Nemobot Games: Crafting Strategic AI Gaming Agents for Interactive Learning with Large Language Models
This paper introduces Nemobot, an interactive engineering environment designed to modernize how we build AI game agents. By leveraging Large Language Models (LLMs), the framework operationalizes Claude Shannon’s classic taxonomy of game-playing machines. The goal is to move beyond static, hard-coded game logic toward a new paradigm of "self-programming" AI, where agents use LLMs to generate, refine, and explain their own strategic decisions through human-AI collaboration.
Extending Shannon’s Taxonomy
The researchers categorize game-playing AI into four classes based on Shannon’s foundational work, enhancing each with modern LLM capabilities:
Dictionary-based games: The system compresses vast state-action mappings into generalized models, allowing for rapid adaptability without needing exhaustive memory.

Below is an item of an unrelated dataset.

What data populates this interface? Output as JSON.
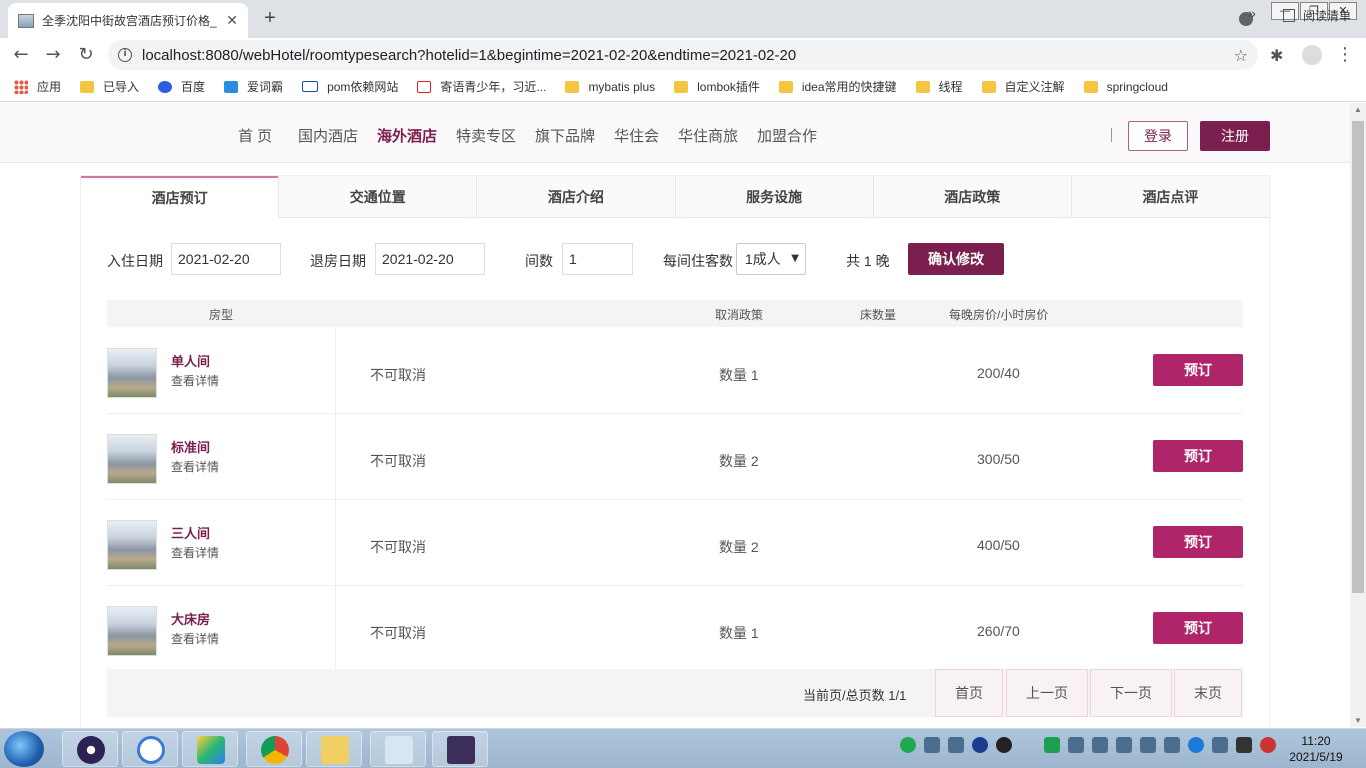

Rigorous, solvable games: The AI uses mathematical reasoning to compute optimal moves and provides human-readable explanations for its logic.
Heuristic-based games: The agent synthesizes strategies by combining classical minimax algorithms with crowd-sourced human insights.
Learning-based games: The agent employs reinforcement learning, using human feedback and self-critique to iteratively improve its performance through trial and error.
Programmable Prompt Engineering
A core innovation of Nemobot is the use of "programmable prompts." Rather than relying on simple, non-deterministic queries, developers treat LLM functions as modular subroutines. This allows the AI to dynamically adapt to game states in real-time. The framework utilizes a concept called "neuralized memoization," which acts as a modern evolution of traditional caching. By storing and reusing successful strategies or semantic insights, the system reduces computational redundancy and allows agents to learn from past interactions, effectively enabling them to write their own instructions over time.
Collaborative Crowdsourcing
Nemobot emphasizes the role of human creativity in AI development. By integrating crowdsourcing, the framework allows diverse groups of users to contribute strategies, refine prompts, and provide feedback. This collaborative approach creates a self-reinforcing cycle: human players interact with the AI, their feedback is used to train and refine the agent’s logic, and the agent becomes more sophisticated. This process is particularly effective in educational settings, where students can use the platform to experiment with AI logic, debug agent behavior, and gain a deeper understanding of strategic game design.
A Step Toward Self-Programming AI
The framework serves as a practical research tool for exploring the long-term goal of self-programming systems. By providing a structured, inspectable environment, Nemobot bridges the gap between opaque, "black-box" AI behavior and the need for reproducible, programmable logic. It enables developers to move away from manually coding every scenario, instead guiding the AI to generate its own strategic modules. This shift transforms the developer's role from a direct instructor to a facilitator, helping the machine evolve its own decision-making capabilities through a blend of algorithmic rigor and human-guided learning.